Both ECoHeN and ZCmod result in communities whose links are relatively more dense internally than to the rest of the network; however, the ratio of densities observed from ECoHeN communities are much higher than those communities from ZCmod. The larger RatD is partly because 1) the ECoHeN communities tend to be smaller than the ZCmod communities and 2) the fact that ZCmod is a partitioning method and must assign each node to a community, potentially diluting the density of otherwise well-connected collections of nodes. Nevertheless, the largest ECoHeN community has a RatD that is about 1.6 times larger than the ZCmod community with the largest RatD, both of which are largely bipartisan communities.

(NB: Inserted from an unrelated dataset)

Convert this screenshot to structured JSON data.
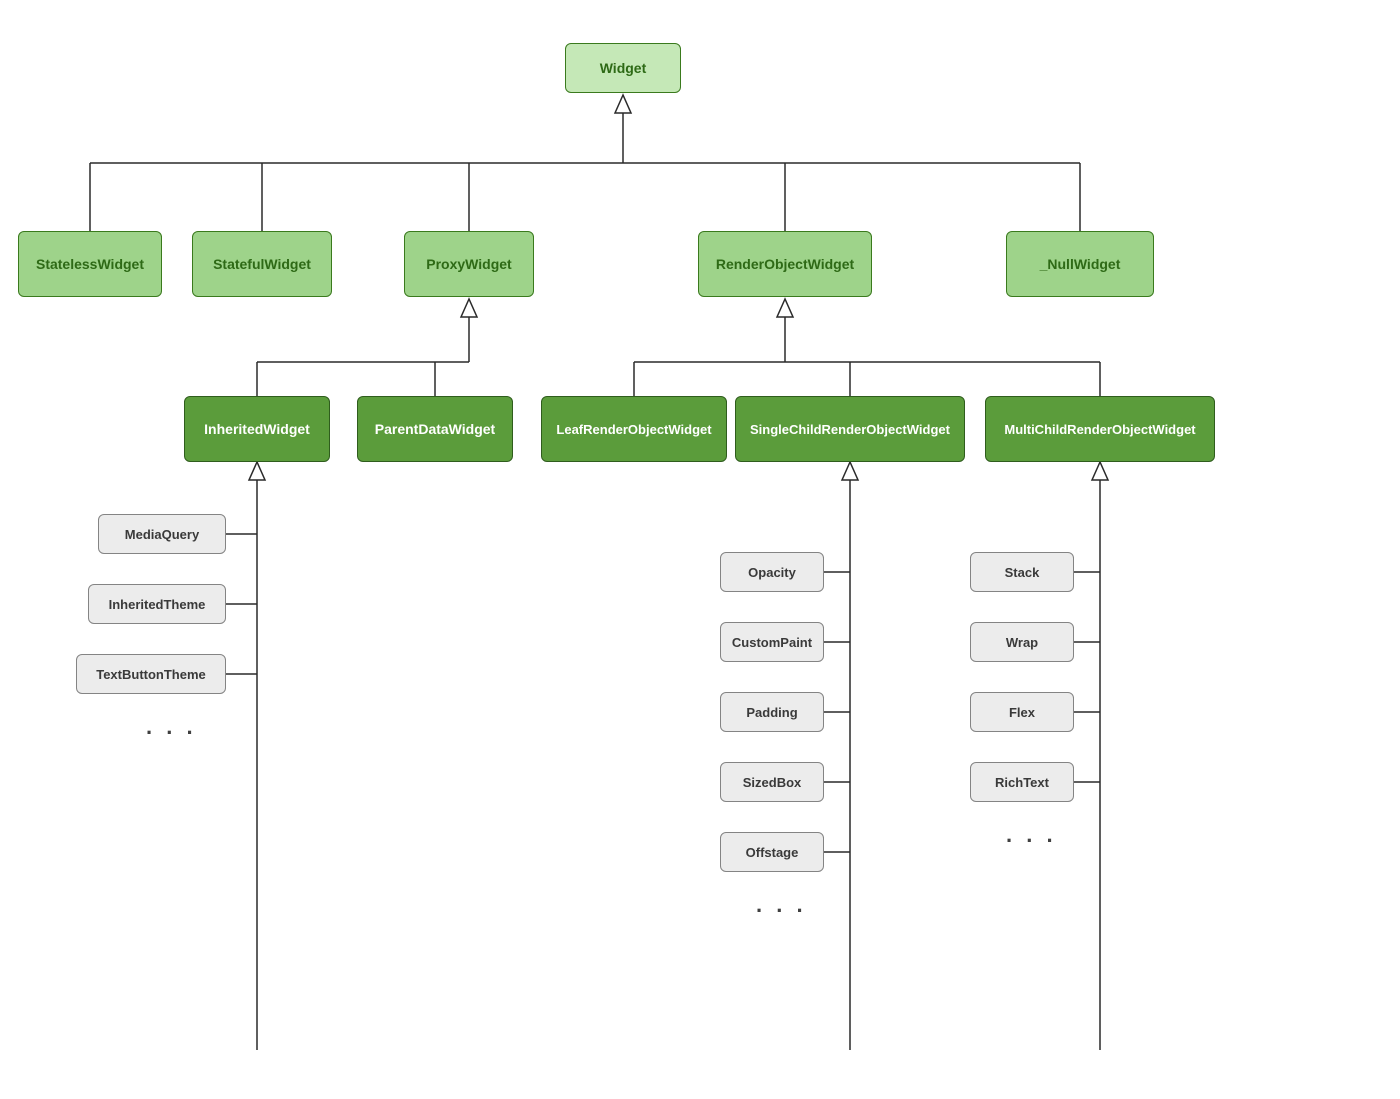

This application highlights the importance of conditioning on node type when performing community discovery. Since partisan links are particularly common compared to bipartisan links, the partisan communities identified by ECoHeN are also particularly dense—denser than the natural baseline induced from taking all liberals or all conservatives, respectively. On the other hand, the RatD required by ECoHeN to consider a set of bipartisan nodes a community is naturally lower, a testament to the strengths of ECoHeN as it leverages differences in the connectivity between node types. If a less connected political party, say independents, were included in the network, ECoHeN would be uniquely positioned to identify both partisan and bipartisan communities including independents since ECoHeN identifies communities considering the density with respect to type and does not place constraints or assumptions on the political composition of each community.